Phospholipase D (PLD) is abundantly found in the eukaryotes and prokaryotes. It is present in all mammalian cells. In mammals, PLD is initiated by various hormones, neurotransmitters, growth factors and cytokines.
Phospholipase D is a phospholipid hydrolyzing enzyme and an important component of receptor-mediated signal transduction responses and regulated secretion.
Phospholipase D from Arachis hypogaea (peanut) has been used in the preparation of lipase enzyme solution. It has also been used to determine its influence on human neutrophil respiratory function.
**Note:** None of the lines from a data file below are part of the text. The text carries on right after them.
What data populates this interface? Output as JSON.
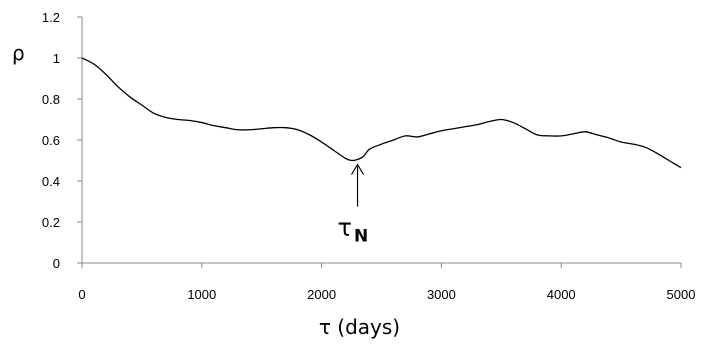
{
  "chart_data": {
    "type": "line",
    "title": "",
    "xlabel": "τ (days)",
    "ylabel": "ρ",
    "xlim": [
      0,
      5000
    ],
    "ylim": [
      0,
      1.2
    ],
    "x_ticks": [
      "0",
      "1000",
      "2000",
      "3000",
      "4000",
      "5000"
    ],
    "y_ticks": [
      "0",
      "0.2",
      "0.4",
      "0.6",
      "0.8",
      "1",
      "1.2"
    ],
    "grid": false,
    "legend": "none",
    "series": [
      {
        "color": "#000000",
        "x": [
          0,
          100,
          200,
          300,
          400,
          500,
          600,
          700,
          800,
          900,
          1000,
          1100,
          1200,
          1300,
          1400,
          1500,
          1600,
          1700,
          1800,
          1900,
          2000,
          2100,
          2200,
          2250,
          2300,
          2350,
          2400,
          2500,
          2600,
          2700,
          2800,
          2900,
          3000,
          3100,
          3200,
          3300,
          3400,
          3500,
          3600,
          3700,
          3800,
          3900,
          4000,
          4100,
          4200,
          4300,
          4400,
          4500,
          4600,
          4700,
          4800,
          4900,
          5000
        ],
        "y": [
          1.0,
          0.97,
          0.92,
          0.86,
          0.81,
          0.77,
          0.73,
          0.71,
          0.7,
          0.695,
          0.685,
          0.67,
          0.66,
          0.65,
          0.65,
          0.655,
          0.66,
          0.66,
          0.65,
          0.625,
          0.59,
          0.55,
          0.51,
          0.5,
          0.505,
          0.52,
          0.555,
          0.58,
          0.6,
          0.62,
          0.615,
          0.63,
          0.645,
          0.655,
          0.665,
          0.675,
          0.69,
          0.7,
          0.685,
          0.655,
          0.625,
          0.62,
          0.62,
          0.63,
          0.64,
          0.625,
          0.61,
          0.59,
          0.58,
          0.565,
          0.535,
          0.5,
          0.465
        ]
      }
    ],
    "annotations": [
      {
        "text": "τ",
        "subscript": "N",
        "x": 2300,
        "y": 0.5,
        "marker": "arrow-up"
      }
    ]
  }
}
Research has shown ADP-ribosylation factor regulation of phospholipase D is important in the release of nascent secretory vesicles from the trans-Golgi network. It has also been used in a study to investigate stimulation of Na+-Ca2+ exchange activity in canine cardiac sarcolemmal vesicals.
Hydrolyzes the phosphate bonds of phospholipids and sphingomyelin to give the corresponding phosphatidic acid.
Phospholipase D is involved in conferring drought susceptibility in peanuts, which increases the risk of aflatoxin contamination.
Phospholipase D (PLD) modulates cell growth, secretion and the actin cytoskeleton.
One unit will liberate 1.0 μmol of choline from L-α-phosphatidylcholine (egg yolk) per hr at pH 5.6 at 30 °C.
Partially purified, lyophilized powder containing buffer salts
Protein determined using biuret, unless otherwise indicated.